〖 啄木の息 〗

石川啄木の魅力を追い 息づかいに触れてみたい

〈はじめての石川啄木〉うそもかわいい人気者

4月13日は歌人石川啄木の命日だった。26歳で病没してから100年、今なお日本で最も親しまれている歌人の一人だが、その本当の素顔と実力は意外に知られていない。

  • 啄木の意外な素顔

実は「天才気取りで生意気な、明るい浪費家だった」と作家関川夏央さんはいう。普通なら嫌われ者になりそうだが、かわいいうそつきの啄木は愛された。師の与謝野鉄幹・晶子もかわいがった。啄木が死んだ時、晶子は啄木のうそを懐かしむ歌を作っている。
 「啄木が嘘(うそ)を云(い)ふ時春かぜに吹かるゝ如くおもひしもわれ」

  • 啄木は古くならないのか

歌人の三枝昂之(たかゆき)さんは、21歳から一度もふるさとに帰ることがなかった啄木の望郷の歌が、改めて読み直されると考えている。

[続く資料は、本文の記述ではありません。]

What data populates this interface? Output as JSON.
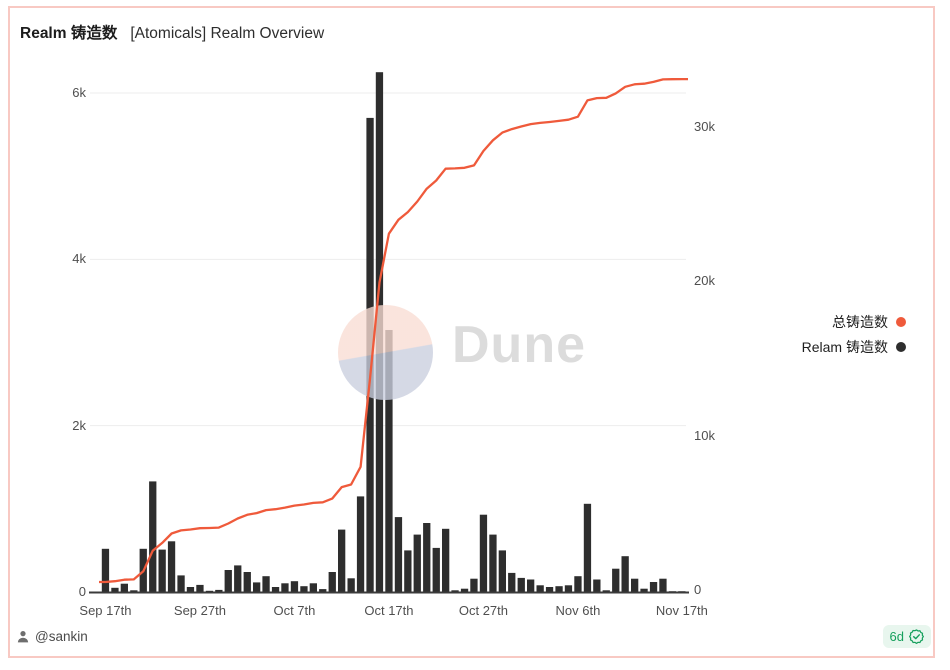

いま津波原発事故で、数万の人々が故郷に戻れないでいる。「啄木のうたには万人が自分のふるさとへの思いを託せる普遍性がある」
  かにかくに渋民村は恋しかり
  おもひでの山
  おもひでの川
(伊佐恭子)

  • 自分笑う 意外なユーモア 俳優・段田安則さん

思いがけず、昨秋、井上ひさし作「泣き虫なまいき石川啄木」という芝居に、啄木の父親役で出演し、演出もしました。よく知らなかったので、慌てて調べました。
歌で好きなのは「古新聞!/おやここにおれの歌の事を賞(ほ)めて書いてあり、/二三行なれど。」ですね。意外にユーモアもある人だったんじゃないか。自慢のようで、自分を笑っている。